VILLAFRANCA TIRRENA - Era riverito in vita da una buona parte dei suoi compaesani. Lo è stato anche in punto di morte. Il “patriarca” se ne è andato a 83 anni e cinquecento persone gli hanno reso omaggio, durante la celebrazione del rito funebre nella chiesa Nostra Signora di Lourdes. Gente di Vilafranca ma anche accorsa da fuori, da Palermo e da Barcellona, dalla vicina Calabria. Santo Sfameni era 'uomo di rispetto', indicato nelle ordinanze di custodia cautelare e nelle sentenze passate in giudicato quale “boss di vecchio stampo”, referente di Cosa Nostra, amico intimo di Michelangelo Alfano, di Mommo Piromalli, di Bernardo Provenzano. Gli ultimi anni della sua esistenza li ha trascorsi da tranquillo pensionato, seduto davanti al portone della casa presa in affitto a Giuntarella. I beni gli erano stati confiscati, anzi Santo Sfameni ha potuto fregiarsi del record delle confische nella provincia peloritana (sette immobili, tra ville e palazzi, sono stati incamerati, alcuni dei quali dal Comune di Messina, che li ha destinati a scopi sociali). Ma in paese era considerato una sorta di vecchio saggio, che dispensava consigli e ogni mattina leggeva il suo giornale, commentando ad alta voce le notizie.

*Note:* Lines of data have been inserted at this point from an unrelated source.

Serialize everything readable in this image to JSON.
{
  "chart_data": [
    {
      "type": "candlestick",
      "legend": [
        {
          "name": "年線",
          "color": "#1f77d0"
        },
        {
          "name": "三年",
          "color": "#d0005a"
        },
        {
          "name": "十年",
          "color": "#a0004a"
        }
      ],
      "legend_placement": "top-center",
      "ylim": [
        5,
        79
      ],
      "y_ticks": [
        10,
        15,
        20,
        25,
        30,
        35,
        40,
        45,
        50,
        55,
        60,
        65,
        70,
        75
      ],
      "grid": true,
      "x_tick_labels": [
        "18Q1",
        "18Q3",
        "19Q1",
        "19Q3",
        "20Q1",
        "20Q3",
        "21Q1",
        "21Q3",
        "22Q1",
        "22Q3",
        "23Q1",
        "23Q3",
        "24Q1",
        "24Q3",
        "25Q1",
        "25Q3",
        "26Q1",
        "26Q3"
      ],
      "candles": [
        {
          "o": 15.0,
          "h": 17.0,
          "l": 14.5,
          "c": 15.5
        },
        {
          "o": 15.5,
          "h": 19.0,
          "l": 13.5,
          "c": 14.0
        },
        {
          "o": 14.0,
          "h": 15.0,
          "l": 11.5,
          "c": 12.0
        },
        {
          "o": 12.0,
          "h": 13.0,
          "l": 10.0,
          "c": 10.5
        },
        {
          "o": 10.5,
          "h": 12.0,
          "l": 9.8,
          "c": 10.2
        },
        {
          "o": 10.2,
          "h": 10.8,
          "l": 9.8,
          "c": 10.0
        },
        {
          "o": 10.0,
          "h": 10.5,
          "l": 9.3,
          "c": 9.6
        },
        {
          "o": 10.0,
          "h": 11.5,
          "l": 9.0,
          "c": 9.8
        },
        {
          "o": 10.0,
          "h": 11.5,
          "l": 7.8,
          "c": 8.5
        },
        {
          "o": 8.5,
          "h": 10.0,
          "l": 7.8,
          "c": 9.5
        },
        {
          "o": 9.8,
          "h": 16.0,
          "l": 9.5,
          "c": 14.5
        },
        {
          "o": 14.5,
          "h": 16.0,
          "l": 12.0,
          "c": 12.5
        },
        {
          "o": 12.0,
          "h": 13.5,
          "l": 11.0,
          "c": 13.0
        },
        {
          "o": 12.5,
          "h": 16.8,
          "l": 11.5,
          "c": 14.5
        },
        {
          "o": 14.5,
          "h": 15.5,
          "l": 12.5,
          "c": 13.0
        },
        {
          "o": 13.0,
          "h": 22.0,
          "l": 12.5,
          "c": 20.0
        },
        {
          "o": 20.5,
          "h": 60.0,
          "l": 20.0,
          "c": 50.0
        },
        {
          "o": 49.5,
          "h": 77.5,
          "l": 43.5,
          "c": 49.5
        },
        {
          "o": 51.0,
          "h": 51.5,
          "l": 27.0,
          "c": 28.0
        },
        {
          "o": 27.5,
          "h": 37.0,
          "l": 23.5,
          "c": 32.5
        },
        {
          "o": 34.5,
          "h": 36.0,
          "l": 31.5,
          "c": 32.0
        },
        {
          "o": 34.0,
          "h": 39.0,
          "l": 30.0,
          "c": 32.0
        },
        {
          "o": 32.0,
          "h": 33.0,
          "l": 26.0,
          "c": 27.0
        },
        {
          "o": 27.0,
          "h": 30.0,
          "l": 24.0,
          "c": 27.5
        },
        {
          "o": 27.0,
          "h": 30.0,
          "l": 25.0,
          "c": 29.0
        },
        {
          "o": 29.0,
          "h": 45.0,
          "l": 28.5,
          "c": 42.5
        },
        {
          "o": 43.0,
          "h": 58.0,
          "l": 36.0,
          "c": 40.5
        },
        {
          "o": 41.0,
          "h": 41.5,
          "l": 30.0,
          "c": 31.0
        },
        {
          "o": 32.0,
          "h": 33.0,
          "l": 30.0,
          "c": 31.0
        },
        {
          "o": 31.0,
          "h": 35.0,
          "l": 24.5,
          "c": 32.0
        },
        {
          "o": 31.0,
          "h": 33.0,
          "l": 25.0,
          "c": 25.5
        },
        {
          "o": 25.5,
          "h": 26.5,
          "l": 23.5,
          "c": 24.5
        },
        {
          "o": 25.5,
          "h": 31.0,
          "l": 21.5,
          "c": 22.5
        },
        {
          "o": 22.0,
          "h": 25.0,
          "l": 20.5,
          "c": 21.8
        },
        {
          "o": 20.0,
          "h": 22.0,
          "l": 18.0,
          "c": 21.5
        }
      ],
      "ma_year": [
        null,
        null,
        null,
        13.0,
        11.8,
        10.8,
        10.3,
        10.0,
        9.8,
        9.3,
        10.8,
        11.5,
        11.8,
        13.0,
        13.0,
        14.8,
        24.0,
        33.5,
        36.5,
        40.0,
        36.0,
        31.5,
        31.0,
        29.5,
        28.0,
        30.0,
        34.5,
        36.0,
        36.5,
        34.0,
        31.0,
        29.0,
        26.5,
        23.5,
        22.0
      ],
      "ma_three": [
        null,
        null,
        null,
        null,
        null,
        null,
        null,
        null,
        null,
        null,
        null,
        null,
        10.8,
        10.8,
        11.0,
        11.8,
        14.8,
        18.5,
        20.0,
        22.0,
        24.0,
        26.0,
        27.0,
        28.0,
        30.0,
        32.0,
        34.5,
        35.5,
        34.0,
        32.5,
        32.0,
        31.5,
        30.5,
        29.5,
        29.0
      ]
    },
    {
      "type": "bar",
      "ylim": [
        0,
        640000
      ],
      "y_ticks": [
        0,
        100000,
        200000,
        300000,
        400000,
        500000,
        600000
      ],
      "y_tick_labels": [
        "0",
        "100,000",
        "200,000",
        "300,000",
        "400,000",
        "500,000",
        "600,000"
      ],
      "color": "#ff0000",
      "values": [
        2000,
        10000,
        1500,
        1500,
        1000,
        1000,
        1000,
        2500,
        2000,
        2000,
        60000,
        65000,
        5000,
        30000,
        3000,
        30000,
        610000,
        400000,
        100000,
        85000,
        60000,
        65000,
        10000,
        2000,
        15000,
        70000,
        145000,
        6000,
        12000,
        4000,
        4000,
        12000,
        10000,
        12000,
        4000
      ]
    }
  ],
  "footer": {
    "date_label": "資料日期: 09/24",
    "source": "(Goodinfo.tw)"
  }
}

La Chiesa rifiuta il sacramento della comunione ai divorziati ma a un “boss” i funerali sono dovuti. E padre Antonino Pelleriti, (foto in basso) officiando le esequie, davanti a parecchi esponenti della politica locale, tra cui anche il vicesindaco, alcuni assessori e consiglieri comunali di Villafranca, ha tratteggiato la figura del “patriarca”:
«In pochi lo sanno – ha affermato –, ma quando negli anni ‘90 le ditte lavoravano per la realizzazione della gradinata prospiciente il campetto di calcio attiguo alla parrocchia, il nostro fratello ha voluto dare un suo contributo».
E l’accusa di aver protetto i criminali assassini della povera Graziella Campagna, Gerlando Alberti jr e Giovanni Sutera, condannati in via definitiva per l’omicidio più efferato mai accaduto a Messina e nel suo hinterland? Acqua passata. E la sentenza andata in giudicato per la gambizzazione di un docente universitario? E il periodo di latitanza trascorso tra la fine degli anni Ottanta e l’inizio degli anni Novanta, con collegamenti mai chiariti del tutto con apparati dello Stato, logge massoniche e “amici degli amici”? E la cattura avvenuta il 18 maggio 1994? Santo Sfameni ha sempre respinto le “insinuazioni malevole”, le ha definite «un’infamia”, perché lui si considerava un «onesto imprenditore», incappato chissà perché nelle maglie della giustizia. E a Villafranca anche ieri c’era chi lo ricordava come «una figura tutto sommato positiva». Sì, qualcuno ha detto che «grazie a lui a Villafranca la mafia locale non ha mai imposto il “pizzo”». Si stava bene, grazie al “patriarca”. Perché, dunque, stupirsi se ai suoi funerali c’erano i politici locali, i vigili urbani in uniforme, i rappresentanti dell’amministrazione e del consiglio comunale? Ogni uomo, anche colui che ha commesso i reati più odiosi, ha il diritto a una degna sepoltura e a essere ricordato dai propri cari e amici. Ma per noi questa è la terra di Graziella Campagna, più che di Santo Sfameni. È la terra di Falcone e Borsellino, più che di Riina e Provenzano. Non dimentichiamolo mai.